Si le XXe siècle marque l’essor de la démocratie, celle-ci demeure fragile sous l’effet de l’action de forces contestataires soucieuses de monopoliser le pouvoir (comme c’est le cas dans des pays où l’alternance n’est pas assurée), ou de défense d’intérêts pouvant aller jusqu’à la colère sociale mettant en danger les institutions face à l’injustice ou l’humiliation (comme c’est le cas dans des pays confrontés à la montée du populisme et à une radicalisation du débat génératrice de violences antirépublicaines susceptibles de saper la cohésion nationale).
L’histoire du monde montre que le chemin de la démocratie est à la fois long et difficile.
Les prémices
A l’origine, Athènes est une oligarchie. Capitale et plus grande ville de la Grèce, elle forme, avec la région de l’Attique qui l’entoure, une cité, c’est-à-dire une communauté politique autonome dont les réalisations culturelles vont constituer l’une des sources importantes de la civilisation occidentale. La cité est gouvernée par un chef unique ou par d’influentes familles. Mais le peuple athénien revendique les mêmes droits que les aristocrates au côté desquels les citoyens soldats ont combattu contre les Perses et contre Sparte.
A cette époque, les citoyens ne représentent que 10 % de la population d’Athènes.

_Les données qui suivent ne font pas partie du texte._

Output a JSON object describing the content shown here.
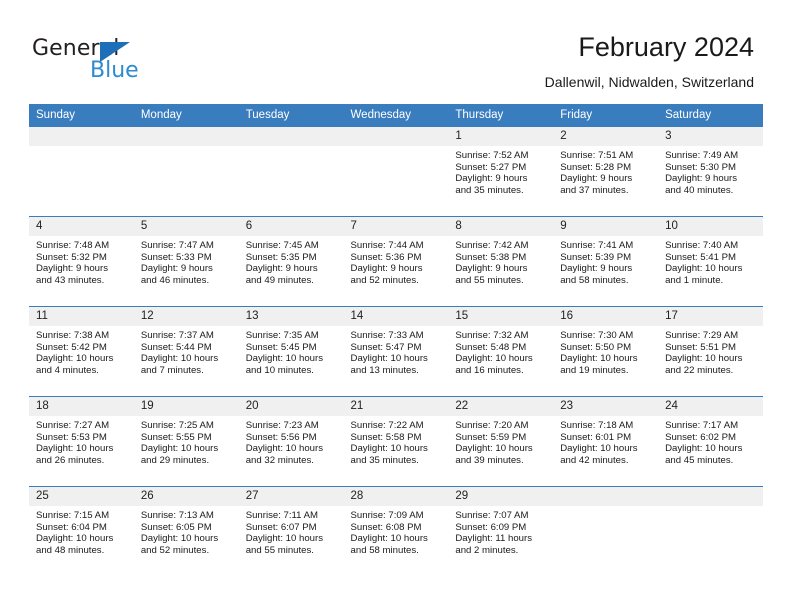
{
  "brand": {
    "name_part1": "General",
    "name_part2": "Blue",
    "triangle_color": "#1d6fb8",
    "blue_color": "#2e8bd0"
  },
  "header": {
    "title": "February 2024",
    "subtitle": "Dallenwil, Nidwalden, Switzerland"
  },
  "theme": {
    "header_bg": "#3a7dbf",
    "daynum_bg": "#f0f0f0",
    "rule_color": "#3a7dbf"
  },
  "weekdays": [
    "Sunday",
    "Monday",
    "Tuesday",
    "Wednesday",
    "Thursday",
    "Friday",
    "Saturday"
  ],
  "weeks": [
    [
      {
        "day": "",
        "lines": []
      },
      {
        "day": "",
        "lines": []
      },
      {
        "day": "",
        "lines": []
      },
      {
        "day": "",
        "lines": []
      },
      {
        "day": "1",
        "lines": [
          "Sunrise: 7:52 AM",
          "Sunset: 5:27 PM",
          "Daylight: 9 hours",
          "and 35 minutes."
        ]
      },
      {
        "day": "2",
        "lines": [
          "Sunrise: 7:51 AM",
          "Sunset: 5:28 PM",
          "Daylight: 9 hours",
          "and 37 minutes."
        ]
      },
      {
        "day": "3",
        "lines": [
          "Sunrise: 7:49 AM",
          "Sunset: 5:30 PM",
          "Daylight: 9 hours",
          "and 40 minutes."
        ]
      }
    ],
    [
      {
        "day": "4",
        "lines": [
          "Sunrise: 7:48 AM",
          "Sunset: 5:32 PM",
          "Daylight: 9 hours",
          "and 43 minutes."
        ]
      },
      {
        "day": "5",
        "lines": [
          "Sunrise: 7:47 AM",
          "Sunset: 5:33 PM",
          "Daylight: 9 hours",
          "and 46 minutes."
        ]
      },
      {
        "day": "6",
        "lines": [
          "Sunrise: 7:45 AM",
          "Sunset: 5:35 PM",
          "Daylight: 9 hours",
          "and 49 minutes."
        ]
      },
      {
        "day": "7",
        "lines": [
          "Sunrise: 7:44 AM",
          "Sunset: 5:36 PM",
          "Daylight: 9 hours",
          "and 52 minutes."
        ]
      },
      {
        "day": "8",
        "lines": [
          "Sunrise: 7:42 AM",
          "Sunset: 5:38 PM",
          "Daylight: 9 hours",
          "and 55 minutes."
        ]
      },
      {
        "day": "9",
        "lines": [
          "Sunrise: 7:41 AM",
          "Sunset: 5:39 PM",
          "Daylight: 9 hours",
          "and 58 minutes."
        ]
      },
      {
        "day": "10",
        "lines": [
          "Sunrise: 7:40 AM",
          "Sunset: 5:41 PM",
          "Daylight: 10 hours",
          "and 1 minute."
        ]
      }
    ],
    [
      {
        "day": "11",
        "lines": [
          "Sunrise: 7:38 AM",
          "Sunset: 5:42 PM",
          "Daylight: 10 hours",
          "and 4 minutes."
        ]
      },
      {
        "day": "12",
        "lines": [
          "Sunrise: 7:37 AM",
          "Sunset: 5:44 PM",
          "Daylight: 10 hours",
          "and 7 minutes."
        ]
      },
      {
        "day": "13",
        "lines": [
          "Sunrise: 7:35 AM",
          "Sunset: 5:45 PM",
          "Daylight: 10 hours",
          "and 10 minutes."
        ]
      },
      {
        "day": "14",
        "lines": [
          "Sunrise: 7:33 AM",
          "Sunset: 5:47 PM",
          "Daylight: 10 hours",
          "and 13 minutes."
        ]
      },
      {
        "day": "15",
        "lines": [
          "Sunrise: 7:32 AM",
          "Sunset: 5:48 PM",
          "Daylight: 10 hours",
          "and 16 minutes."
        ]
      },
      {
        "day": "16",
        "lines": [
          "Sunrise: 7:30 AM",
          "Sunset: 5:50 PM",
          "Daylight: 10 hours",
          "and 19 minutes."
        ]
      },
      {
        "day": "17",
        "lines": [
          "Sunrise: 7:29 AM",
          "Sunset: 5:51 PM",
          "Daylight: 10 hours",
          "and 22 minutes."
        ]
      }
    ],
    [
      {
        "day": "18",
        "lines": [
          "Sunrise: 7:27 AM",
          "Sunset: 5:53 PM",
          "Daylight: 10 hours",
          "and 26 minutes."
        ]
      },
      {
        "day": "19",
        "lines": [
          "Sunrise: 7:25 AM",
          "Sunset: 5:55 PM",
          "Daylight: 10 hours",
          "and 29 minutes."
        ]
      },
      {
        "day": "20",
        "lines": [
          "Sunrise: 7:23 AM",
          "Sunset: 5:56 PM",
          "Daylight: 10 hours",
          "and 32 minutes."
        ]
      },
      {
        "day": "21",
        "lines": [
          "Sunrise: 7:22 AM",
          "Sunset: 5:58 PM",
          "Daylight: 10 hours",
          "and 35 minutes."
        ]
      },
      {
        "day": "22",
        "lines": [
          "Sunrise: 7:20 AM",
          "Sunset: 5:59 PM",
          "Daylight: 10 hours",
          "and 39 minutes."
        ]
      },
      {
        "day": "23",
        "lines": [
          "Sunrise: 7:18 AM",
          "Sunset: 6:01 PM",
          "Daylight: 10 hours",
          "and 42 minutes."
        ]
      },
      {
        "day": "24",
        "lines": [
          "Sunrise: 7:17 AM",
          "Sunset: 6:02 PM",
          "Daylight: 10 hours",
          "and 45 minutes."
        ]
      }
    ],
    [
      {
        "day": "25",
        "lines": [
          "Sunrise: 7:15 AM",
          "Sunset: 6:04 PM",
          "Daylight: 10 hours",
          "and 48 minutes."
        ]
      },
      {
        "day": "26",
        "lines": [
          "Sunrise: 7:13 AM",
          "Sunset: 6:05 PM",
          "Daylight: 10 hours",
          "and 52 minutes."
        ]
      },
      {
        "day": "27",
        "lines": [
          "Sunrise: 7:11 AM",
          "Sunset: 6:07 PM",
          "Daylight: 10 hours",
          "and 55 minutes."
        ]
      },
      {
        "day": "28",
        "lines": [
          "Sunrise: 7:09 AM",
          "Sunset: 6:08 PM",
          "Daylight: 10 hours",
          "and 58 minutes."
        ]
      },
      {
        "day": "29",
        "lines": [
          "Sunrise: 7:07 AM",
          "Sunset: 6:09 PM",
          "Daylight: 11 hours",
          "and 2 minutes."
        ]
      },
      {
        "day": "",
        "lines": []
      },
      {
        "day": "",
        "lines": []
      }
    ]
  ]
}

Pour devenir citoyen il faut être fils de citoyen athénien et avoir effectué un service militaire de deux ans, soit être naturalisé ; les rares naturalisations récompensent des services rendus à la cité par des étrangers (“métèques”).
Les prémices démocratiques apparaissent au VIIe siècle avant JC avec la mise en œuvre par Dracon d’un code pénal équitable en 621 avant JC, à Athènes. Jusqu’alors, chaque clan, chaque famille aristocratique avait sa propre façon de régler ses comptes sans recourir à un juge et la vengeance était une obligation absolue en cas de meurtre pour éviter que l’âme de la victime rôde sans pouvoir être jugée.
Soucieux de remédier aux violences de l’époque, Dracon considère qu’il faut retirer aux familles le désir de vengeance en leur donnant l’assurance que le coupable sera plus sévèrement puni par la société que par elles-mêmes (par des règles qualifiées de draconiennes par les praticiens).
Solon, initiateur de la première constitution
Cette réforme permet aussi aux pauvres de ne plus être jugés par les membres d’une famille bien née (eupatride). Mais elle suscite de nombreuses tensions et, en 594 avant JC, Solon (640-558 avant JC), qui a repris Salamine aux habitants de Mégare, est choisi comme arbitre des conflits, puis élu archonte (gouvernant) et investi de pouvoirs pour réformer un système politique et social devenu inadapté au regard des réalités athéniennes.
Solon supprime la menace de mise en esclavage pesant sur les paysans endettés, étend la notion d’héritage aux filles et à leurs enfants (même naturels) et répartit les citoyens en quatre classes censitaires en fonction du niveau de leur richesse. Les citoyens les plus riches ont davantage de droits et participent aux choix politiques, aux fêtes civiques, au financement des services publics et doivent servir dans l’armée. Les citoyens les plus pauvres ne sont pas soumis à l’impôt et sont exemptés de service militaire.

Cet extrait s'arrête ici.